La previsión económica de España al cierre de 2014 considera que la variación del Producto Interior Bruto estará en entorno al 1,4%. Detrás queda el -1,2 de 2013 y por delante un 2,5% para 2015. Dada la situación del conjunto de la UE, este hecho es relevante, porque se va a acabar con la reducción del consumo de los hogares y con la del consumo público. Por otra parte, la exportación de bienes y servicios que en 2013 fue de 4,3% se mantendrá el presente año y en 2015 subiría a 5,0%.

El hecho de exportar más de lo que se importa es un hito que se acompaña de otro con la creación de nuevas empresas en otros países de la UE, pero también con otras compañías que están en las Américas, Asia, África y las antípodas. Esto aporta una nueva visión de la economía española, donde grandes empresas y pymes se mueven como en casa, mientras que las tres cuartas partes de los coches que se fabrican en España se venden en el extranjero.
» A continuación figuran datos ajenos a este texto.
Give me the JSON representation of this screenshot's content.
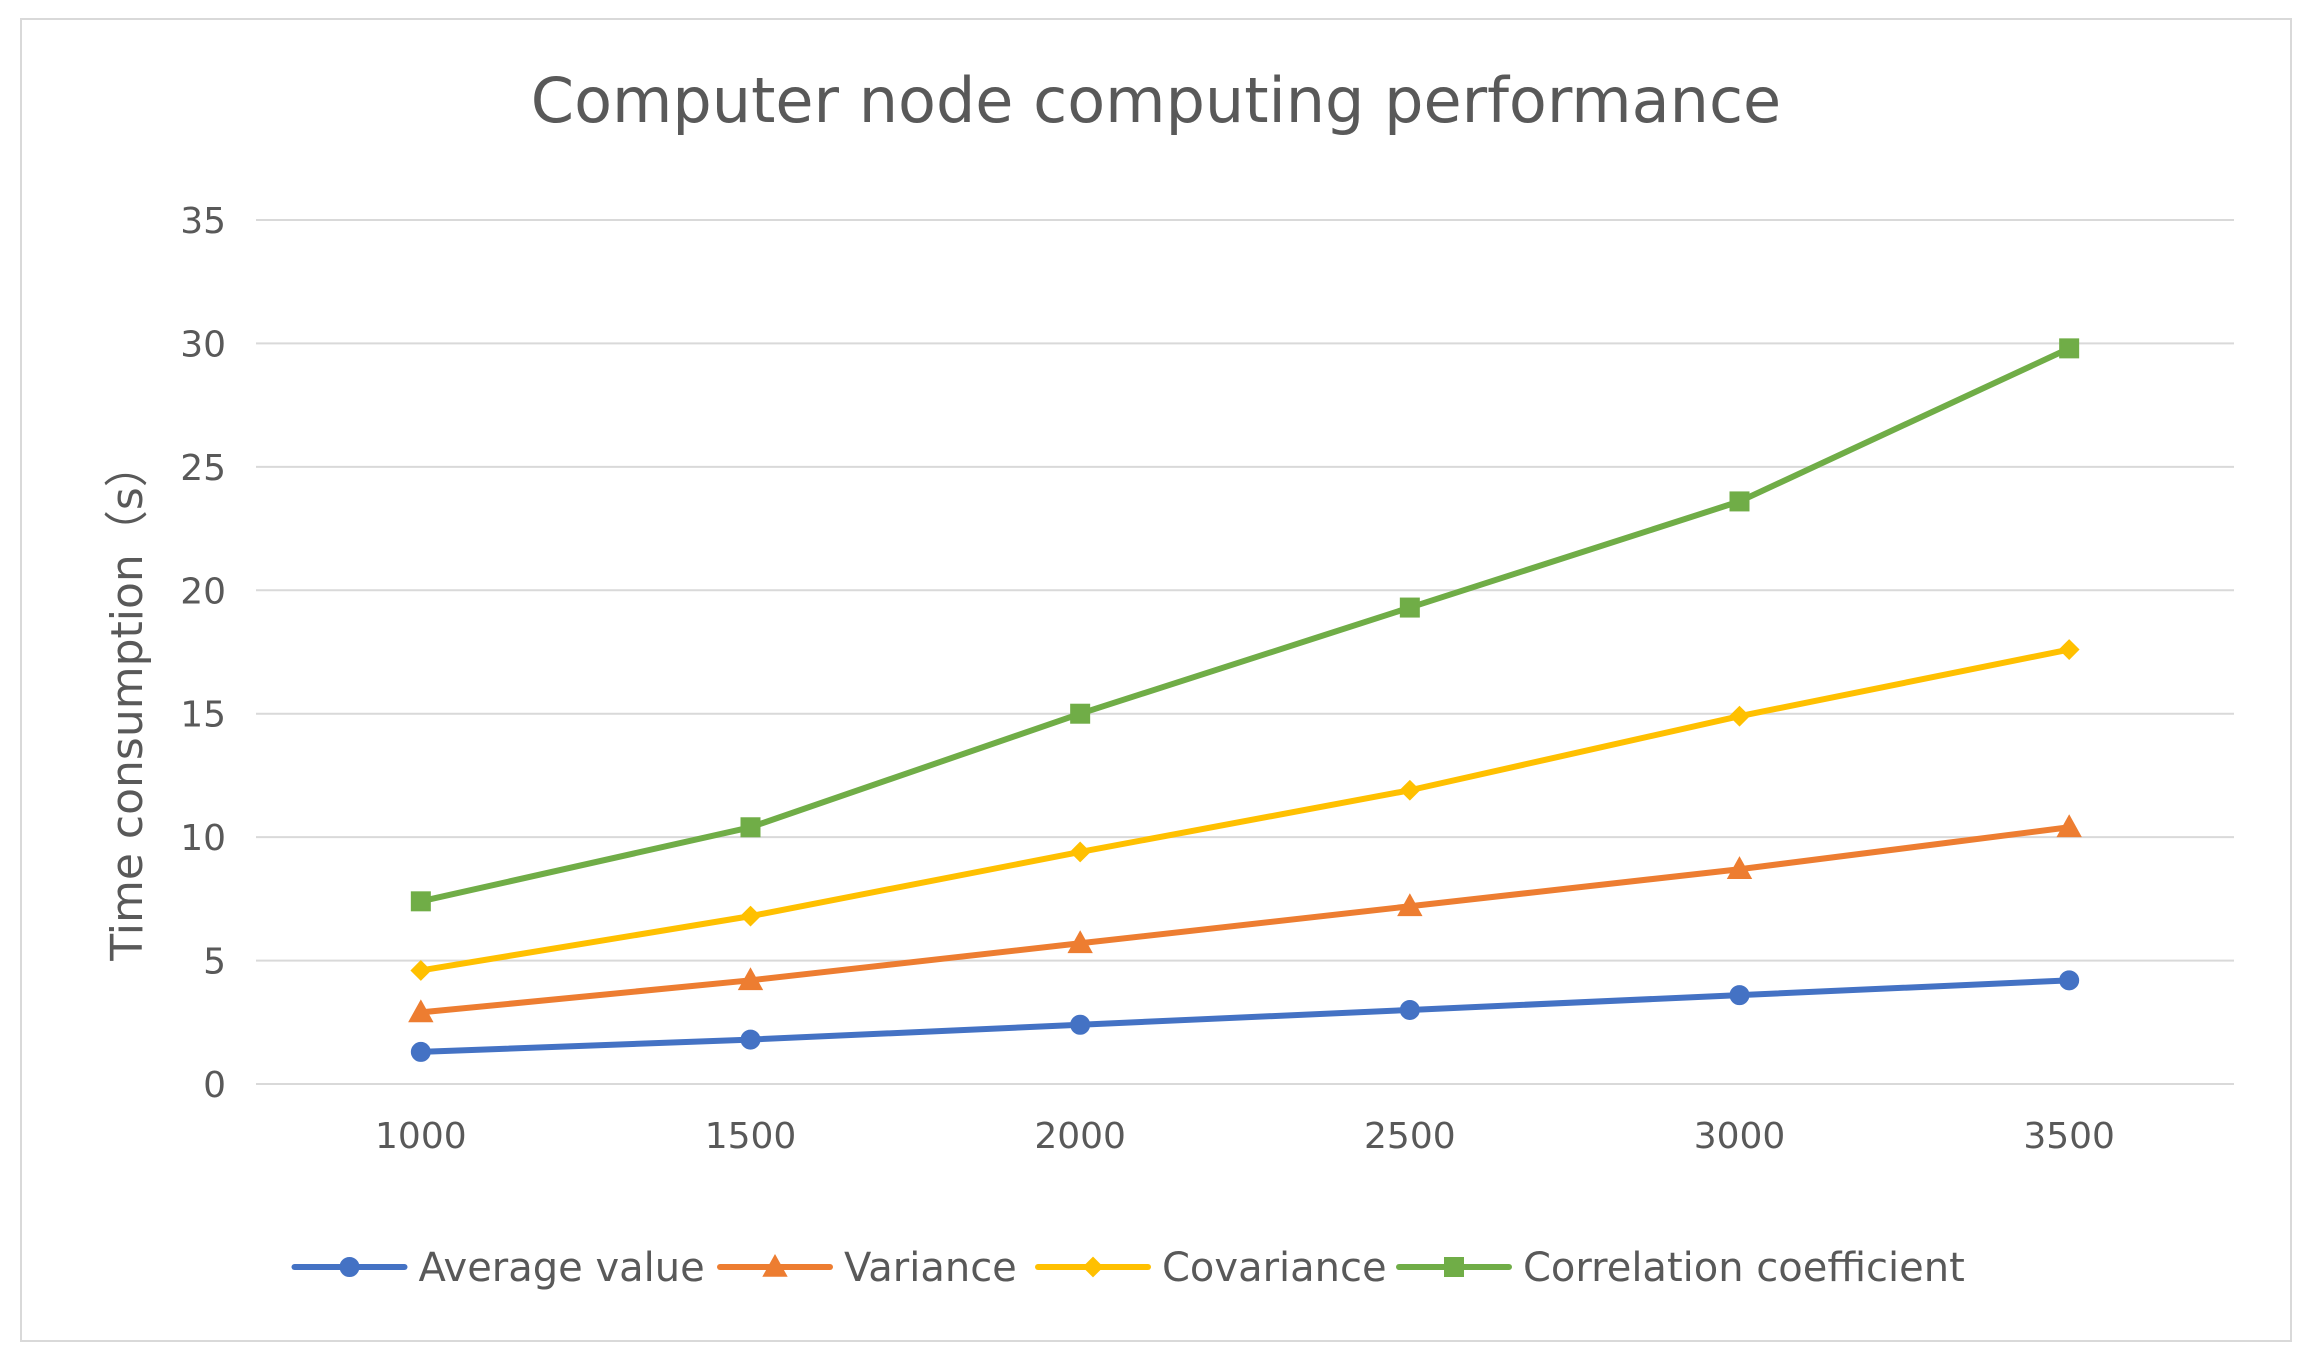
{
  "chart_data": {
    "type": "line",
    "title": "Computer node computing performance",
    "xlabel": "",
    "ylabel": "Time consumption（s）",
    "categories": [
      "1000",
      "1500",
      "2000",
      "2500",
      "3000",
      "3500"
    ],
    "ylim": [
      0,
      35
    ],
    "yticks": [
      0,
      5,
      10,
      15,
      20,
      25,
      30,
      35
    ],
    "grid": true,
    "legend_position": "bottom",
    "series": [
      {
        "name": "Average value",
        "color": "#4472C4",
        "marker": "circle",
        "values": [
          1.3,
          1.8,
          2.4,
          3.0,
          3.6,
          4.2
        ]
      },
      {
        "name": "Variance",
        "color": "#ED7D31",
        "marker": "triangle",
        "values": [
          2.9,
          4.2,
          5.7,
          7.2,
          8.7,
          10.4
        ]
      },
      {
        "name": "Covariance",
        "color": "#FFC000",
        "marker": "diamond",
        "values": [
          4.6,
          6.8,
          9.4,
          11.9,
          14.9,
          17.6
        ]
      },
      {
        "name": "Correlation coefficient",
        "color": "#70AD47",
        "marker": "square",
        "values": [
          7.4,
          10.4,
          15.0,
          19.3,
          23.6,
          29.8
        ]
      }
    ]
  }
}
Por otra parte, la creación de empleo y el crecimiento del PIB mejoran las previsiones, hasta el punto de que es el país del área euro que más ha crecido en los trimestres centrales del año.

Las exportaciones crecieron un 3,5% aún cuando el entorno exterior era poco favorable. La explicación del porqué está en que cuando las ventas en el interior caían, las empresas buscaron el medio de vender en el exterior y en este año se espera que crezcan un 4,3% y un 5,8% las importaciones, en parte gracias a la rebaja de precios en importaciones necesarias.
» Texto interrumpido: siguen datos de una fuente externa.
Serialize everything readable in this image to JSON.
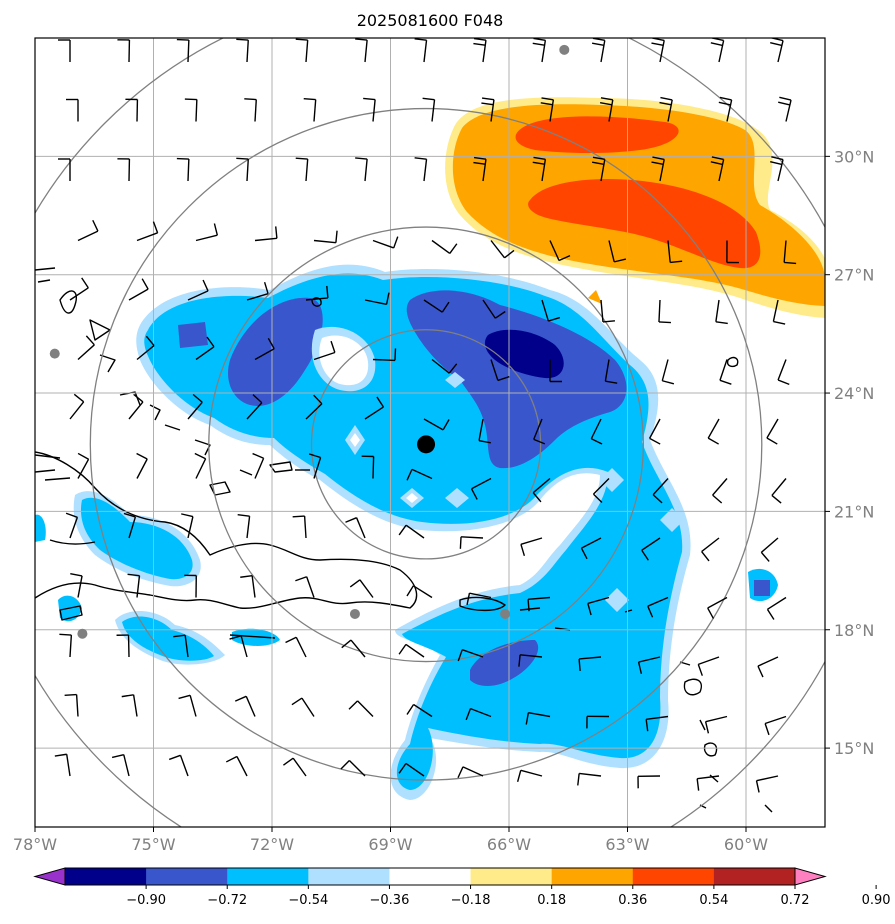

Las perspectivas para 2015 han mejorado gracias a una conjunción creada por la esperada rebaja de impuestos, la caída del precio del petróleo y el descenso de los tipos de interés. Esto aumenta la renta de las familias, rebaja el coste energético para las empresas y familias y con todo, el déficit comercial se reduce. En esta situación es fácil que aumente la contratación laboral, tanto para el empleo temporal como para el indefinido, que es el que da seguridad.
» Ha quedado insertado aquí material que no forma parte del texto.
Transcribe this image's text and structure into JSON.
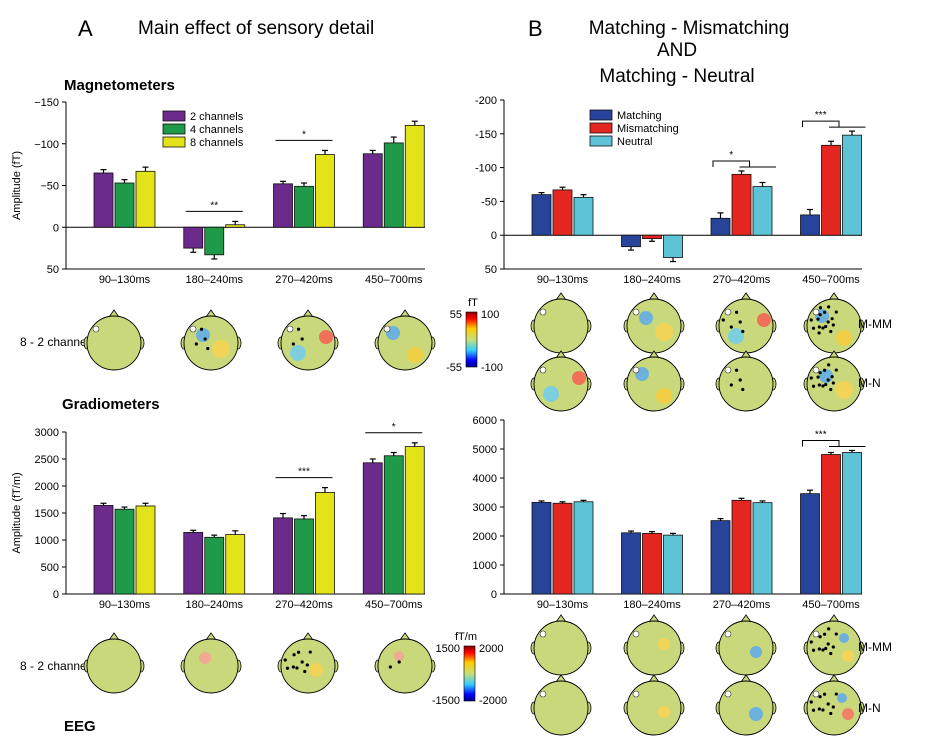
{
  "panel_a": {
    "letter": "A",
    "title": "Main effect of sensory detail",
    "row_label": "8 - 2 channels"
  },
  "panel_b": {
    "letter": "B",
    "title_lines": [
      "Matching - Mismatching",
      "AND",
      "Matching - Neutral"
    ],
    "topo_labels": [
      "M-MM",
      "M-N"
    ]
  },
  "sections": {
    "magnetometers": "Magnetometers",
    "gradiometers": "Gradiometers",
    "eeg": "EEG"
  },
  "colorbars": {
    "mag": {
      "unit": "fT",
      "left_top": "55",
      "left_bottom": "-55",
      "right_top": "100",
      "right_bottom": "-100"
    },
    "grad": {
      "unit": "fT/m",
      "left_top": "1500",
      "left_bottom": "-1500",
      "right_top": "2000",
      "right_bottom": "-2000"
    }
  },
  "colors": {
    "2 channels": "#6b2a8c",
    "4 channels": "#1e9a48",
    "8 channels": "#e3e31a",
    "Matching": "#27449a",
    "Mismatching": "#e3261f",
    "Neutral": "#5cc4d6",
    "head_field": "#c8d87a"
  },
  "chart_data": [
    {
      "id": "a-mag",
      "type": "bar",
      "ylabel": "Amplitude (fT)",
      "yreversed": true,
      "ylim": [
        50,
        -150
      ],
      "yticks": [
        50,
        0,
        -50,
        -100,
        -150
      ],
      "ytick_labels": [
        "50",
        "0",
        "−50",
        "−100",
        "−150"
      ],
      "categories": [
        "90–130ms",
        "180–240ms",
        "270–420ms",
        "450–700ms"
      ],
      "series": [
        {
          "name": "2 channels",
          "values": [
            -65,
            25,
            -52,
            -88
          ],
          "errors": [
            4,
            5,
            3,
            4
          ]
        },
        {
          "name": "4 channels",
          "values": [
            -53,
            33,
            -49,
            -101
          ],
          "errors": [
            4,
            5,
            4,
            7
          ]
        },
        {
          "name": "8 channels",
          "values": [
            -67,
            -3,
            -87,
            -122
          ],
          "errors": [
            5,
            4,
            5,
            5
          ]
        }
      ],
      "significance": [
        {
          "category": 1,
          "label": "**"
        },
        {
          "category": 2,
          "label": "*"
        }
      ]
    },
    {
      "id": "b-mag",
      "type": "bar",
      "yreversed": true,
      "ylim": [
        50,
        -200
      ],
      "yticks": [
        50,
        0,
        -50,
        -100,
        -150,
        -200
      ],
      "ytick_labels": [
        "50",
        "0",
        "-50",
        "-100",
        "-150",
        "-200"
      ],
      "categories": [
        "90–130ms",
        "180–240ms",
        "270–420ms",
        "450–700ms"
      ],
      "series": [
        {
          "name": "Matching",
          "values": [
            -60,
            17,
            -25,
            -30
          ],
          "errors": [
            3,
            5,
            8,
            8
          ]
        },
        {
          "name": "Mismatching",
          "values": [
            -67,
            5,
            -90,
            -133
          ],
          "errors": [
            4,
            4,
            5,
            6
          ]
        },
        {
          "name": "Neutral",
          "values": [
            -56,
            33,
            -72,
            -148
          ],
          "errors": [
            4,
            6,
            6,
            6
          ]
        }
      ],
      "significance": [
        {
          "category": 2,
          "label": "*"
        },
        {
          "category": 3,
          "label": "***"
        }
      ]
    },
    {
      "id": "a-grad",
      "type": "bar",
      "ylabel": "Amplitude (fT/m)",
      "ylim": [
        0,
        3000
      ],
      "yticks": [
        0,
        500,
        1000,
        1500,
        2000,
        2500,
        3000
      ],
      "ytick_labels": [
        "0",
        "500",
        "1000",
        "1500",
        "2000",
        "2500",
        "3000"
      ],
      "categories": [
        "90–130ms",
        "180–240ms",
        "270–420ms",
        "450–700ms"
      ],
      "series": [
        {
          "name": "2 channels",
          "values": [
            1640,
            1140,
            1410,
            2430
          ],
          "errors": [
            40,
            40,
            80,
            70
          ]
        },
        {
          "name": "4 channels",
          "values": [
            1570,
            1050,
            1390,
            2560
          ],
          "errors": [
            40,
            40,
            60,
            60
          ]
        },
        {
          "name": "8 channels",
          "values": [
            1630,
            1100,
            1880,
            2730
          ],
          "errors": [
            50,
            70,
            90,
            70
          ]
        }
      ],
      "significance": [
        {
          "category": 2,
          "label": "***"
        },
        {
          "category": 3,
          "label": "*"
        }
      ]
    },
    {
      "id": "b-grad",
      "type": "bar",
      "ylim": [
        0,
        6000
      ],
      "yticks": [
        0,
        1000,
        2000,
        3000,
        4000,
        5000,
        6000
      ],
      "ytick_labels": [
        "0",
        "1000",
        "2000",
        "3000",
        "4000",
        "5000",
        "6000"
      ],
      "categories": [
        "90–130ms",
        "180–240ms",
        "270–420ms",
        "450–700ms"
      ],
      "series": [
        {
          "name": "Matching",
          "values": [
            3160,
            2110,
            2530,
            3460
          ],
          "errors": [
            50,
            60,
            70,
            120
          ]
        },
        {
          "name": "Mismatching",
          "values": [
            3130,
            2090,
            3230,
            4810
          ],
          "errors": [
            50,
            60,
            70,
            70
          ]
        },
        {
          "name": "Neutral",
          "values": [
            3180,
            2030,
            3150,
            4880
          ],
          "errors": [
            50,
            60,
            60,
            70
          ]
        }
      ],
      "significance": [
        {
          "category": 3,
          "label": "***"
        }
      ]
    }
  ]
}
Para consolidar la salida de la crisis se requieren dos elementos. El primer es que la banca tenga medios financieros con los que pueda acompañar a las empresas en su expansión y también que el coste sea asequible, lo que ahora es posible. El segundo requiere que los medios financieros se canalicen hacia las empresas solventes, lo que puede hacer la banca. Por el contrario, la financiación de los entes públicos debería ser atendida por sus propios medios o por instancias superiores. El endeudamiento de las Administraciones Públicas sigue en ascenso, sin aportaciones relevantes y mermando el crecimiento del país.

España es la segunda economía del mundo más endeudada frente al exterior. Una parte de esa deuda se asignó al sector público y sigue aumentando.

Por otra parte, la inversión en construcción aumentó un 0,6% durante dos trimestres seguidos, tras seis años de retrocesos continuos. Las ventas de viviendas y sus precios siguen aumentando.

El empleo aumentó un 0,4% en el tercer trimestre según la Encuesta de Población Activa y un 0,5% medido en puestos de trabajo equivalentes a tiempo completo. En lapso de tiempo, desde el último trimestre de 2013, la ocupación ha aumentado un 1,6%, esto es, unas 270.000 personas en tiempo desestacionalizado. Es importante resaltar que este empleo es a tiempo completo. Para el conjunto 2014 se espera un empleo de un 0,8%.

La UE ha reconocido el logro. En Europa, sólo Alemania vende en el extranjero más que España. ¡Qué siga!